Avec l’inculpation, en moins de trois mois, d’un député et de deux militants actifs sur les réseaux sociaux, l'ONG de défense des droits humains Amnesty International dénonce une «répression des voix critiques» qui «met à mal la liberté d’expression» en Côte d'Ivoire.

«Les autorités ivoiriennes doivent abandonner les poursuites judiciaires contre des activistes et opposants, et immédiatement libérer les personnes arbitrairement arrêtées pour avoir exercé leur droit à la liberté d’expression», interpelle Amnesty International dans une déclaration ce 28 janvier.

Trois cas sont évoqués par l’ONG internationale pour étayer ses propos. D’abord le cas du député Alain Lobognon, un proche de Soro Guillaume, incarcéré pour présumée diffusion de fausse nouvelle et incitation à la révolte, et dont le procès s’ouvre ce mardi 29 janvier. 

Le 9 janvier, ce dernier avait annoncé sur les réseaux sociaux que le procureur de la république avait ordonné l’arrestation du député Ehouo Jacques, élu maire de la commune du Plateau et accusé de détournement de fonds. Une information démentie par le procureur qui a engagé une procédure à son encontre, le 15 janvier, ayant mené à son incarcération. Bien que protégé par son immunité parlementaire et malgré l’opposition formelle de l’institution législative, il a été maintenu en prison jusqu’à sa comparution ce jour devant le tribunal.
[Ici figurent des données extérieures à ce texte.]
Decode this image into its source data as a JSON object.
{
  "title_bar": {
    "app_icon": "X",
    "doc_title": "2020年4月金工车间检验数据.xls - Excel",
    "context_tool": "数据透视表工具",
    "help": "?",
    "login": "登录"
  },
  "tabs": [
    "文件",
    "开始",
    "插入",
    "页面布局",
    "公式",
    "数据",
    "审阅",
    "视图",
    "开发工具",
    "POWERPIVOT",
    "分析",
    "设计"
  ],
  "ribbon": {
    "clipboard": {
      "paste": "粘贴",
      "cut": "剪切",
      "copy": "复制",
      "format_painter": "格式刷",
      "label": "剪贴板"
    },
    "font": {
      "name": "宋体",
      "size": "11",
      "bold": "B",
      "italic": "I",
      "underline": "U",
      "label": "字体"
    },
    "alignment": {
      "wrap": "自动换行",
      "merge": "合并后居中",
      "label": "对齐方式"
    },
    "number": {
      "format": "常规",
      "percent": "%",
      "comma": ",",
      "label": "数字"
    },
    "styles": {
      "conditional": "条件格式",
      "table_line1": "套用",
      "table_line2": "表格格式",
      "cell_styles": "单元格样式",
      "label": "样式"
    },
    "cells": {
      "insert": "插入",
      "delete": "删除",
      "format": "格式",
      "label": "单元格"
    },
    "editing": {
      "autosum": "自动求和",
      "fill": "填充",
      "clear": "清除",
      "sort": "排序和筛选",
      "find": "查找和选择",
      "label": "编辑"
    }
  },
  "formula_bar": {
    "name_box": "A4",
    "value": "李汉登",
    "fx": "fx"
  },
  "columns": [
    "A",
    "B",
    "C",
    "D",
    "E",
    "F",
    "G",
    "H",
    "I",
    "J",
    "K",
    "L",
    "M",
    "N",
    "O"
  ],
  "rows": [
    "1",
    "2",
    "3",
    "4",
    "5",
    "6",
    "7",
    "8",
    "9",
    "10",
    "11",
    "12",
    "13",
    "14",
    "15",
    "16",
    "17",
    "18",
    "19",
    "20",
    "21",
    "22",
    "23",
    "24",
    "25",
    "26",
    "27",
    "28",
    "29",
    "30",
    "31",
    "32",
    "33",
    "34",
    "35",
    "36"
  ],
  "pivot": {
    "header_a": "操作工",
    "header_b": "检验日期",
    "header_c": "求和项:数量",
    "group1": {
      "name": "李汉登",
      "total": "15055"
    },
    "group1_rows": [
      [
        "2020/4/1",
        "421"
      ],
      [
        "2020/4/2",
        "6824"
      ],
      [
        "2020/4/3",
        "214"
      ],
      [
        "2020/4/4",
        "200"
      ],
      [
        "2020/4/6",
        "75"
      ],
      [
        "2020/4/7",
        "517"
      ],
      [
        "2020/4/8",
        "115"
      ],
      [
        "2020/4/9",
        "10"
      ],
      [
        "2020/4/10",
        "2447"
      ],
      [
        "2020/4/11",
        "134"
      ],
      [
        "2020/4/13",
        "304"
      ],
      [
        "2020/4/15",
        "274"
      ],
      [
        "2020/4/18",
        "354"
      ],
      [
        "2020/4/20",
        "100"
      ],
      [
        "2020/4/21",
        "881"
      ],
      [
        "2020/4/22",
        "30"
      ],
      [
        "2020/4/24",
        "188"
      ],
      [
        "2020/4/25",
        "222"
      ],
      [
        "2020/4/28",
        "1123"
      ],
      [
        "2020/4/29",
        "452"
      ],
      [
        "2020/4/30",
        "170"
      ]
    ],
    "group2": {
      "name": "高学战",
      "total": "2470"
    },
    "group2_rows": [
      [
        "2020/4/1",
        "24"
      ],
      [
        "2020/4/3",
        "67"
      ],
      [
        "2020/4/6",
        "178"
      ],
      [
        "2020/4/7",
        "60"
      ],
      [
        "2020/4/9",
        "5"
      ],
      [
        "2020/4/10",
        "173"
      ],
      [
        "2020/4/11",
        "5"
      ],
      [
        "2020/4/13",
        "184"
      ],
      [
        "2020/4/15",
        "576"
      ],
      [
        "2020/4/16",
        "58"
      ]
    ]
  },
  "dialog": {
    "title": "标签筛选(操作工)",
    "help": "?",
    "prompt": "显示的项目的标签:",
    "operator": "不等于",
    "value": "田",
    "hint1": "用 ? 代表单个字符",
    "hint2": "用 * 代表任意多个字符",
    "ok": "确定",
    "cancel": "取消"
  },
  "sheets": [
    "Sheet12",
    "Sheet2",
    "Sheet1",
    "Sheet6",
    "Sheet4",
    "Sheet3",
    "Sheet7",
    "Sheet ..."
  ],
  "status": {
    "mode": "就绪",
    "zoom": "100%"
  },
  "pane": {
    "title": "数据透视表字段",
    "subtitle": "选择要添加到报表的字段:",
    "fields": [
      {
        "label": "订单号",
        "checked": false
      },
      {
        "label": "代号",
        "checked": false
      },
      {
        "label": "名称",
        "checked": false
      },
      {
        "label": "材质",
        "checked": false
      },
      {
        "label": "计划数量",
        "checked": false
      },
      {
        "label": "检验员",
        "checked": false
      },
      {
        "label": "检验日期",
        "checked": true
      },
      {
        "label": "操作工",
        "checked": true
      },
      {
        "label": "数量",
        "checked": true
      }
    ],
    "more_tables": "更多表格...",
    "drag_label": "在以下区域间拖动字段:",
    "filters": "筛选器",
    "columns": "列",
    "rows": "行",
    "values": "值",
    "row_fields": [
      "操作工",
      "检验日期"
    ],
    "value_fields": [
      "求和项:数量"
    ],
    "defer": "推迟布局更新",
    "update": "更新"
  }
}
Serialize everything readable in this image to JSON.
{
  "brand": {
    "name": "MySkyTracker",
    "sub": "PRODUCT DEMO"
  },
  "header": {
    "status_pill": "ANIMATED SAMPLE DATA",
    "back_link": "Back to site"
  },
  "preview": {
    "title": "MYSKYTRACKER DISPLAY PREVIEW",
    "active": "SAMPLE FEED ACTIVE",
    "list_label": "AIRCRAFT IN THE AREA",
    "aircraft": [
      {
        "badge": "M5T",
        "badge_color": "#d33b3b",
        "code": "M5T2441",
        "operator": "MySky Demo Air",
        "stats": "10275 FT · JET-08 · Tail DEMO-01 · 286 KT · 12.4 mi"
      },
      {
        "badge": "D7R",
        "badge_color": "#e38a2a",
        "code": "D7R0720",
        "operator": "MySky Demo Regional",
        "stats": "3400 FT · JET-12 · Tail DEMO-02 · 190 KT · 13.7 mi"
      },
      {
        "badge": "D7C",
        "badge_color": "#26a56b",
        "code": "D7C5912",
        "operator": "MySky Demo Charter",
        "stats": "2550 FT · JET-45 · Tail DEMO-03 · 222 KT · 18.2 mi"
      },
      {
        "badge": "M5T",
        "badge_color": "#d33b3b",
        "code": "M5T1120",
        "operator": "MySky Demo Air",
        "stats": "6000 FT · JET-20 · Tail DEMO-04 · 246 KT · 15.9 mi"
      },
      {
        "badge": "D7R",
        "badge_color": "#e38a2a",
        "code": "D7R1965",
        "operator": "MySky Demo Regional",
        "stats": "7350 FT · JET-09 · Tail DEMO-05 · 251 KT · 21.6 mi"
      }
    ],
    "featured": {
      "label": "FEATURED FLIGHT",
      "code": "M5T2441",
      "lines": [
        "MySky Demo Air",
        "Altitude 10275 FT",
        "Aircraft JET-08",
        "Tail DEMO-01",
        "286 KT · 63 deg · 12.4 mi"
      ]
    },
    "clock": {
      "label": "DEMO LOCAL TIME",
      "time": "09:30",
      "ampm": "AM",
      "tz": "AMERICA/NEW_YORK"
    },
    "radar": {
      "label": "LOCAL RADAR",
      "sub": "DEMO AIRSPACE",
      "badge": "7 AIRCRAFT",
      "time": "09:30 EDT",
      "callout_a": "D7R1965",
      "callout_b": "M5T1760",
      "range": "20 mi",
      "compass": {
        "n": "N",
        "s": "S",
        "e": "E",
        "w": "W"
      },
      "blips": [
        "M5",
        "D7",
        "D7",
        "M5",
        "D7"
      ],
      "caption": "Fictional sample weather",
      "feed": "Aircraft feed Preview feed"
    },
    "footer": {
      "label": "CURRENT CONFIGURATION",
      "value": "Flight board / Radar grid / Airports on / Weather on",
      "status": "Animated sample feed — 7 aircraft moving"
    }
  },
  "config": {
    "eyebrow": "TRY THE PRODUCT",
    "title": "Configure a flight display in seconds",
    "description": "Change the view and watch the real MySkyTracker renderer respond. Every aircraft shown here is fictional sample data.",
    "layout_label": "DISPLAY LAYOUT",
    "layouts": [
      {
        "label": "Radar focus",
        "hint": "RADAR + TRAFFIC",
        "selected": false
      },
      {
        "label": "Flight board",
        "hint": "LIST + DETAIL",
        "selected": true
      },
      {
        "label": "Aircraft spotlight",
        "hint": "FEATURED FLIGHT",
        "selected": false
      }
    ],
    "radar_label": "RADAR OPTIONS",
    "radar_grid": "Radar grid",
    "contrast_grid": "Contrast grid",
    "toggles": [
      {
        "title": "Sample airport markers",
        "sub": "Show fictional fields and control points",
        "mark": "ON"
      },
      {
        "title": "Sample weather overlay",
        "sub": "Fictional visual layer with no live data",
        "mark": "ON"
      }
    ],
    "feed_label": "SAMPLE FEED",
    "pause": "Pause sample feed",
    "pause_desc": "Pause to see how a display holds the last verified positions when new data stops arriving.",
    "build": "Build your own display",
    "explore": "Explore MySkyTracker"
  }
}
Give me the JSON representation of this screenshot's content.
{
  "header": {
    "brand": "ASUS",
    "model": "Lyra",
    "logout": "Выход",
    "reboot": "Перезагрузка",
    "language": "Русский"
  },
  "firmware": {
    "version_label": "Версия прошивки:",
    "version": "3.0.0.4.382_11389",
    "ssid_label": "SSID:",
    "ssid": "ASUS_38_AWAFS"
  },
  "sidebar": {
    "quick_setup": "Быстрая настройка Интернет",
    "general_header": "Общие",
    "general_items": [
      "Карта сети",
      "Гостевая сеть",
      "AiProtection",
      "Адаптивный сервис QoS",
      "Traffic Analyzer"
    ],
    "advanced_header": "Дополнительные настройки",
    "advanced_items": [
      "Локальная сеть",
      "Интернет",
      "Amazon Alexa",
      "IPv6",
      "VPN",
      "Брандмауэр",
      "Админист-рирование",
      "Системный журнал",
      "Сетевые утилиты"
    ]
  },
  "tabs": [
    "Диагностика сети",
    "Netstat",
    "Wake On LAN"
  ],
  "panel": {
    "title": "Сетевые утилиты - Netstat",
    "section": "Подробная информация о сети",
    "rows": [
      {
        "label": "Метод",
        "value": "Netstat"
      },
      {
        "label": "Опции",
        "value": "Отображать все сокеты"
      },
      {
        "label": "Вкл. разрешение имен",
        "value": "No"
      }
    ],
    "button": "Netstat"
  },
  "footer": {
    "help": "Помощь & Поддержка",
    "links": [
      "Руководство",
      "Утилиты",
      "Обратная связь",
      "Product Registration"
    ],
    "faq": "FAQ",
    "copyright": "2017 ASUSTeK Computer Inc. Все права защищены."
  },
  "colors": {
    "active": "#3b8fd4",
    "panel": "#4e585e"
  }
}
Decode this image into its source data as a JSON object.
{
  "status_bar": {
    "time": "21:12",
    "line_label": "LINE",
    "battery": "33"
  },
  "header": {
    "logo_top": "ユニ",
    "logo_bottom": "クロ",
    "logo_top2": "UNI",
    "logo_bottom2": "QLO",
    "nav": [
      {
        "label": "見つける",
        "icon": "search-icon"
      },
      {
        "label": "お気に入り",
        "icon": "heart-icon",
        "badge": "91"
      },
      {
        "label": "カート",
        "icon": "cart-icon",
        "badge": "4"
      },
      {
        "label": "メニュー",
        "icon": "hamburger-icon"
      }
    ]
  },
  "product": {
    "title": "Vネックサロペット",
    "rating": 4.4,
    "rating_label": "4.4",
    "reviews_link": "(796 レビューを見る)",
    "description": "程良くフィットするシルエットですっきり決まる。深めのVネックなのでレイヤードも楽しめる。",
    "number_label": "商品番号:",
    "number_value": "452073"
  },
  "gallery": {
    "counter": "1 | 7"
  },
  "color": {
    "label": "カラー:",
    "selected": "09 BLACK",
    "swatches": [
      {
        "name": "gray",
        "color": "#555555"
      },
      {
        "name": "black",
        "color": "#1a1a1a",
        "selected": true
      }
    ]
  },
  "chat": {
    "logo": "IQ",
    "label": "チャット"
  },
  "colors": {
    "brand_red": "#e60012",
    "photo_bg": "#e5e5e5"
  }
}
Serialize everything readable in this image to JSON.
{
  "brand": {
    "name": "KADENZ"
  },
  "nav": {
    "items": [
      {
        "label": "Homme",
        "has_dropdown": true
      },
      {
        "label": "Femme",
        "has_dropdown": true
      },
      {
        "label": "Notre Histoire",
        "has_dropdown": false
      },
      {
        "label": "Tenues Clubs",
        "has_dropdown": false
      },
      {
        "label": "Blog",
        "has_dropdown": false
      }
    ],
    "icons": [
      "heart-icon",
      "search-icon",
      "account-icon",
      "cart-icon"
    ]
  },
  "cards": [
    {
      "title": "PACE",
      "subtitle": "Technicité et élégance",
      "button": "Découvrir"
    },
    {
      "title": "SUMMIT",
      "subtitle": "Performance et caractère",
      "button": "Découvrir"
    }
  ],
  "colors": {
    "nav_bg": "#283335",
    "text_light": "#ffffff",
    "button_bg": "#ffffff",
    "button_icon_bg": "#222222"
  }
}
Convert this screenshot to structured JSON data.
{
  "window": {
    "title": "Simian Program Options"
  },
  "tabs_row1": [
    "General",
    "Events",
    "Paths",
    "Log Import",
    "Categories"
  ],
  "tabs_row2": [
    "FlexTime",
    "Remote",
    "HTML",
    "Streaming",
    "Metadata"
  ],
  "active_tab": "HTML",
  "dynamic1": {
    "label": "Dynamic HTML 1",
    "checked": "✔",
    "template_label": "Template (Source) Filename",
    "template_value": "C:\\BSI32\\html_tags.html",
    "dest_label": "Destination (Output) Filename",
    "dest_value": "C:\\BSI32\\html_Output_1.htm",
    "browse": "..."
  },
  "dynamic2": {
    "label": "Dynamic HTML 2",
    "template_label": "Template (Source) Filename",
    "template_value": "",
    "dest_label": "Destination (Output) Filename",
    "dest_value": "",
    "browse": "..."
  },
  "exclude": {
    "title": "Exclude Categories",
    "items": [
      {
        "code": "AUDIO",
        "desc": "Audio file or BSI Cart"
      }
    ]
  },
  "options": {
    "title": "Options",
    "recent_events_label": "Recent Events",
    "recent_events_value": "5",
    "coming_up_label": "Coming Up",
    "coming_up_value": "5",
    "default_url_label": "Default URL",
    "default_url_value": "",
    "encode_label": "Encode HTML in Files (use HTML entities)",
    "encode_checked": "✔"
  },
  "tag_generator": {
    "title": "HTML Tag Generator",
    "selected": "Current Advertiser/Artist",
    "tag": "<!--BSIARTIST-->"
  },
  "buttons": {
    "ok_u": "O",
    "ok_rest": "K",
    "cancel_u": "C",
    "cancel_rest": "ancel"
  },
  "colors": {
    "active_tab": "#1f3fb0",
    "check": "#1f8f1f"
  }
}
Il risque de 1 à 5 ans de prison.

Le second cas est celui d’un activiste, Soro Tangboho, alias Carton Noir, arrêté dans la ville de Korogho, au nord du pays, pour avoir filmé et publié sur Facebook une vidéo dans laquelle il montre des policiers en situation de racket. «Il a été battu dans les locaux du commissariat de police de Korhogo» et «transféré dans les locaux de la Direction de la surveillance du territoire (DST) où, la première nuit de sa détention, il a dormi menotté». L’activiste est détenu à la MACA, la grande prison d’Abidjan depuis 3 mois «pour trouble à l’ordre public».

Enfin, un autre activiste, Daleba Nahounou, secrétaire général par intérim de la Coalition des indignés de Côte d’Ivoire (CICI), proche de l’opposition et particulièrement critique envers le pouvoir ivoirien, a été inculpé le 23 janvier dernier pour «diffusion de fausse nouvelle».

«Les arrestations arbitraires et le harcèlement judiciaire des activistes et opposants ne visent qu’à museler les voix dissidentes dans un pays qui sort à peine d’élections locales émaillées de violences», a dénoncé Kiné Fatim Diop, chargée de campagne pour l’Afrique de l’Ouest à Amnesty International.

«Des opinions exprimées librement ne peuvent faire l’objet de poursuites devant les tribunaux simplement parce qu’elles sont critiques, sauf si les autorités entendent en faire un moyen pour réduire au silence les voix dissidentes», a-t-elle ajouté.

A quelques 21 mois de la présidentielle de 2020, l’organisation de défense des droits de l’homme lance donc une sonnette d’alarme alors que le pays entre dans une phase critique où le jeu politique sera animé de joutes verbales sans concession.